It can’t be easy being a parent. I’m a quasi step parent (we don’t like the term in our house and I haven’t found a decent replacement term) and that’s very hard, but perhaps often for different reasons to being a parent. (A subject for another time…)
I think we’re often hardest on our mothers. We expect so much from them. Mothers and non-mothers alike expect so much from mothers.
Last night when tending to one of my charges, she said to me in a very quiet voice ‘I miss Mum’. It has been nearly two weeks since she has seen her Mum but it made me think of a much deeper ‘missing’.
I remembered very clearly a time when I was about seven or eight when I decided my actual mother had been replaced by an alien.

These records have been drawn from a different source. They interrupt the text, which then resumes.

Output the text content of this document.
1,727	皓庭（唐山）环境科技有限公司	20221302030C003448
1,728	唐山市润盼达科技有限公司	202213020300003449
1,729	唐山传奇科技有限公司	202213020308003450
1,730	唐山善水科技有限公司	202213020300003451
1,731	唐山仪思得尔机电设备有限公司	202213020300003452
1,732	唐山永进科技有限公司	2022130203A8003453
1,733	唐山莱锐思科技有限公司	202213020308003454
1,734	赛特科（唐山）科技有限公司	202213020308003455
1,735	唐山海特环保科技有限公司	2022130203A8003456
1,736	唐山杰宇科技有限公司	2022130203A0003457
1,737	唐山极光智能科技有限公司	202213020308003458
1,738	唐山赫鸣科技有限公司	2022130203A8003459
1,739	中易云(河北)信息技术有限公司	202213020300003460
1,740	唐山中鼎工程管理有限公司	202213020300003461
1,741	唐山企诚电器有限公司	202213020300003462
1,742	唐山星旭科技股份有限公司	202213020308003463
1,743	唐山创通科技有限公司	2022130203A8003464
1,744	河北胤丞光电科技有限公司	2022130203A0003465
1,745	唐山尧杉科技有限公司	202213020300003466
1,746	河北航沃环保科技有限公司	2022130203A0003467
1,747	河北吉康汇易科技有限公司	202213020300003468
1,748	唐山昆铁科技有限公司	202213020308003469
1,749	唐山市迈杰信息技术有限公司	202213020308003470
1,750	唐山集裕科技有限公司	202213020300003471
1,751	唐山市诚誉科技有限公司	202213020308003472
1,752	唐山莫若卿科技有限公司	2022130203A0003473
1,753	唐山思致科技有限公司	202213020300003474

No, I don’t think I was reading science fiction at the time.
In fact, I think it must have come about the time when her attention for me changed, lapsed. I’m guessing it was about the time my brother was first hospitalised as a baby for serious asthma and her focus and care shifted in her desperation and worry.
Sadly, I don’t believe I ever got her attention back in the same way I had it before I was about seven years old. She changed irrevocably as a woman, as a wife and as a mother because of my brother’s ongoing sicknesses.
However, I’ve looked into all of this in my adult years in therapy and I can live with it now. I still get annoyed and frustrated but I can live with her limitations most of the time.
But now I have three children in my life whose natural mother is perhaps not fulfilling her children’s needs. And it’s reminding me what it felt like.
And not for the first time I’m wondering if the universe has placed me here in this family for a reason other than I met and fell in love with their father?